Every day last week, the polls changed. On Tuesday, for example, Barack Obama was ahead by four percentage points across the USA as a whole. In the five battleground states of Florida, Michigan, Virginia, Ohio and Colorado, he was ahead in three, behind in two. By Friday, his national lead had increased to 5.7 points, and he was ahead in the five battlegrounds which will effectively decide the election. The lead in Michigan was seven points; in Colorado it was 4.4 and in Florida it was 3. Obama was ahead in Virginia by 2.4 points and in Ohio by two and although both those results are within the margin of polling error, they represent a big turnaround from just a week ago.


These are landslide figures, which point to what looks like an increasingly obvious outcome: Barack Obama will be the next president of the United States. Though his campaign has been less than inspiring after the high drama of the primaries, it has made up for its lack of goosepimple moments by being surefooted and confident. Obama convinces as a potential president; indeed, he often looks like he's president already.

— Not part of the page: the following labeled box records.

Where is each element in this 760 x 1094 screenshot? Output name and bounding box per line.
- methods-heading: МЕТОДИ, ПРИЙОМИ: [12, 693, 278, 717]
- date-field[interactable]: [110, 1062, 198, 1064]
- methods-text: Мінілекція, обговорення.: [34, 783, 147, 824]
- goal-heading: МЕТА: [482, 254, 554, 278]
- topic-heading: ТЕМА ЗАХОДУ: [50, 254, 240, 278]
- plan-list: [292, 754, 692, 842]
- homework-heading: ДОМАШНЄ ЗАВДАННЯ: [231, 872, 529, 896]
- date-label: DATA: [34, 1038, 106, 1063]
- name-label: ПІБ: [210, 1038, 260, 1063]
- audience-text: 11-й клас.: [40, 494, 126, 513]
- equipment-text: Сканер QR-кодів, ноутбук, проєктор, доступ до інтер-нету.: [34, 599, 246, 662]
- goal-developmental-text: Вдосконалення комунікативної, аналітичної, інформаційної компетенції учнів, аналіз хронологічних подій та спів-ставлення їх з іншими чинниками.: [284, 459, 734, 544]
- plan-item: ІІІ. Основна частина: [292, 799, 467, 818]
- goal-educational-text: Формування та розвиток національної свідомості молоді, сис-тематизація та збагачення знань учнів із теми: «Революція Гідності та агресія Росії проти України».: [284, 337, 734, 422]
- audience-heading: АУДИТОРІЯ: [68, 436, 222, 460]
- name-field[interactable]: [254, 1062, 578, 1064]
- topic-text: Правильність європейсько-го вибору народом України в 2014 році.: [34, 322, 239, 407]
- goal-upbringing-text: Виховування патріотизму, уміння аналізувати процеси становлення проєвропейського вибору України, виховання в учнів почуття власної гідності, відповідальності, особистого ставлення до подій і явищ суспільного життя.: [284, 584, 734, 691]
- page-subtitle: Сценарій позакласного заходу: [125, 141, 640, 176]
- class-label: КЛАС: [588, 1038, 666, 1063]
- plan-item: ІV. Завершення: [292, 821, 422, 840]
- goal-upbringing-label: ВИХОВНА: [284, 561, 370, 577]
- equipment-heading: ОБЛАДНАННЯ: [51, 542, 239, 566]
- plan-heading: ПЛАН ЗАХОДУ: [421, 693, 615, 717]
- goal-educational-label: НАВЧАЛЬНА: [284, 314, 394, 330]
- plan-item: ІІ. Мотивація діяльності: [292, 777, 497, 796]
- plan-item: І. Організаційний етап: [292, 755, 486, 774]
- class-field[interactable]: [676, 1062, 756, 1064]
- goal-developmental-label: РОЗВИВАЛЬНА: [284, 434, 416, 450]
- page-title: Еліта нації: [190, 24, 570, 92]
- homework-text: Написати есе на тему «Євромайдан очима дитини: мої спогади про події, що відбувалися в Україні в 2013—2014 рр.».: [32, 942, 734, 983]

McCain, by contrast, is an idea-free zone, lacking in energy, vision and a confidence-inspiring vice-presidential candidate. His one key advantage over Obama – experience in the area of national security, fighting the enemy, etc – has been neutered by his choice of Sarah Palin, whose only experience of conflict seems to have been annoying her mother-in-law enough to make her think about voting for Obama.


Which is not to say we can all go to bed on 4 November confident that when we wake up, America will have elected its first black president. Obama's blackness, which has been less of an issue since the Democratic convention in August, may yet play a key role in the outcome of the election. Indeed, many political scientists, commentators and observers are worried that a phenomenon known as "the Bradley effect" will come into play over the next few weeks.


The Bradley effect is called after Tom Bradley, still the only mayor of Los Angeles to have been black, who lost an election to become governor of California in 1982. Although all the polls in the weeks before the election pointed to a victory for Bradley, the mayor lost. Writing in the New York Review of Books recently, veteran political scientist Andrew Hacker pointed to several other elections where big opinion poll leads for black candidates did not materialise on polling day.


Hacker believes many of the opinion poll results we are seeing now from various states could be reversed on election day. "Some people who are telling pollsters they're for Obama could actually be lying," he writes. "Since 1968, the Democratic Party has not been able to muster a majority of white Americans. Al Gore fell 12 percentage points behind among white voters in 2000, and John Kerry had a 17-point gap four years later." The Obama campaign should print signs to post in all its offices, he suggests. They should say: "ALWAYS SUBTRACT SEVEN PER CENT."


Those who disagree with Hacker argue that the presence of a black man on the presidential ticket of one of the two main parties is a sign in itself the Bradley effect is no longer the factor it once was. Yet in June, 20% of white people who responded to an opinion poll for ABC News and the Washington Post said a candidate's race would be an important factor in helping them to decide how to vote. Thirty per cent admitted to feelings of racial prejudice.


There are other reasons for concern. The electorate in the US is predominantly white. (In 2004, for example, 94.2 million whites voted compared to 13.5 million blacks.) Many black people who would like to vote have been disenfranchised, by being prisoners or ex-prisoners, by not having the photo ID required to vote in some states, by their tendency to move house more often than white people or through a variety of other reasons.


In addition two states, including Colorado, one of the battlegrounds, will be voting on 4 November on whether they should ban affirmative action. This brings race right into the polling booth on election day. Smooth as his passage to the White House may currently seem, Barack Obama is still a long way from making the kind of history it would be a privilege to live through and witness, even from thousands of miles away. So far, he has done breathtakingly well, quelling many doubts about his experience, his capability, his energy and his youth. The last battle, whether anybody likes to admit it or not, is about race.


In 30 days' time, we will know the outcome. I wish I felt more confident.